Unlike Siri or Alexa, there’s no wake word to summon ChatGPT. In the app’s settings menu, enable “Voice conversations” and then tap the headphone icon in the app’s upper-right corner. A white circle morphs into a comic-book-style thought bubble as the system listens for your prompt. There’s a button to tap to interrupt lengthy responses.
I have been captivated by it all. The natural voice, combined with the advanced answers and the system’s knowledge of me, makes it feel like I’m having a real conversation. When I asked it to pretend to be my best friend and talk to me, we had a solid five-minute chat about my day at work, video production and the snacks we like. Same when I asked it to explain Pokémon to me like I’m a 6-year-old.
But you’re definitely still talking to a machine. The response time, as you can hear in the clip above, can be extremely slow, and the connection can fail—restarting the app helps. A few times it abruptly cut off the conversation. (I thought only rude humans did that!) OpenAI says that the issues I encountered were due to an early version of the app I was given to test and that consumers shouldn’t experience them.
If voice gives ChatGPT the ability to talk to the world, the new camera feature gives the bot the ability to see it. Instead of describing something in words, you can now tap the + button in the iOS, Android and web apps, upload or snap a photo, circle the area you want the AI to focus on and ask a question. Here were some images I tried:
Broken house stuff: A shot of the leaking hose in my garage with just the prompt “How do I fix this?” quickly returned seven steps, including wrapping the threads on the connection with Teflon tape.
Food: A photo of a moldy strawberry with the question “Can I eat this?” Great advice: No. A photo of bananas, eggs and (non-moldy) strawberries with the question “What can I make with this?” Great advice: Strawberry-banana pancakes.

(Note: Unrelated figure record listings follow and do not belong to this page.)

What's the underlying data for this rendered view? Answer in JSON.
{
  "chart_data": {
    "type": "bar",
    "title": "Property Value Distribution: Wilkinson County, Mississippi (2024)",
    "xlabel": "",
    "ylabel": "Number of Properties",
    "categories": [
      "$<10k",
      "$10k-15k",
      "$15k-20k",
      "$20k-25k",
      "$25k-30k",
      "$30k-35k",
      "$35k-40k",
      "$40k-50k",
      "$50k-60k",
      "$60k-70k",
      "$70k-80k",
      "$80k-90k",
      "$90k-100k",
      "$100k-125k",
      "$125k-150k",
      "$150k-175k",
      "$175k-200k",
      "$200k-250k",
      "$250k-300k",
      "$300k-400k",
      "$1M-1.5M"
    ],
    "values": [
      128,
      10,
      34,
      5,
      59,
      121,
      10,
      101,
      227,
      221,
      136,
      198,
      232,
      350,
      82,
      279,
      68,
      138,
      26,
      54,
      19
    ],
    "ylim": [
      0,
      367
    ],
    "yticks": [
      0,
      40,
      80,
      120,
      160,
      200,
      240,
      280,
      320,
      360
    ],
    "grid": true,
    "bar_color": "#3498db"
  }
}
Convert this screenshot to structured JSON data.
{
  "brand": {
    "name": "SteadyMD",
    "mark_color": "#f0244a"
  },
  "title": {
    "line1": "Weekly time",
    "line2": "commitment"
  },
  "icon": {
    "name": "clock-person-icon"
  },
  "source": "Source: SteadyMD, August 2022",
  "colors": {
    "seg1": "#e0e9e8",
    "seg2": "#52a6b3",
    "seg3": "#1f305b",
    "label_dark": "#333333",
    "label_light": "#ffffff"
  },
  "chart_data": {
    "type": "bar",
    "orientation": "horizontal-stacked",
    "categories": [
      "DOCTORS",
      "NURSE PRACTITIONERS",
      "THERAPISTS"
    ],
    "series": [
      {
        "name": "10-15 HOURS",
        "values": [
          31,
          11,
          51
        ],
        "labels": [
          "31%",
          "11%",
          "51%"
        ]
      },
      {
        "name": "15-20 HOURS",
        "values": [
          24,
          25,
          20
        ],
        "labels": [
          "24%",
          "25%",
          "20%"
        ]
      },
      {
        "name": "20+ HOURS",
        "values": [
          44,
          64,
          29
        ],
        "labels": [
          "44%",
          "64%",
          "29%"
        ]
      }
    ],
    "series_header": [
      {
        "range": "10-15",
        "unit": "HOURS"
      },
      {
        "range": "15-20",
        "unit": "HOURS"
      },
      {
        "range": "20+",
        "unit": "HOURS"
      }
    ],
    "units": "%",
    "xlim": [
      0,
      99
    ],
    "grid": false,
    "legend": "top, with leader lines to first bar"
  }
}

Injuries and health issues: It quickly recognized a cut on my son’s cheek as a “mark or rash” but said “I cannot help with that” and “it’s best to consult with a medical professional.”
Games and puzzles: A photo of a stalemate in Tic-Tac-Toe? ChatGPT didn’t know the game was over. It said to place my X in the (already occupied) bottom center. It said I would win and even added an exclamation mark and confetti emoji. Wrong!
That’s what we really have to remember at this moment in the AI revolution. As the lines continue to blur between human and bot interactions, these systems can lack context and depth—and are often wrong.
As my new ChatGPT voice friend said to me, “While I sound conversational, remember I’m just processing data. Always use your judgment, especially for important matters.”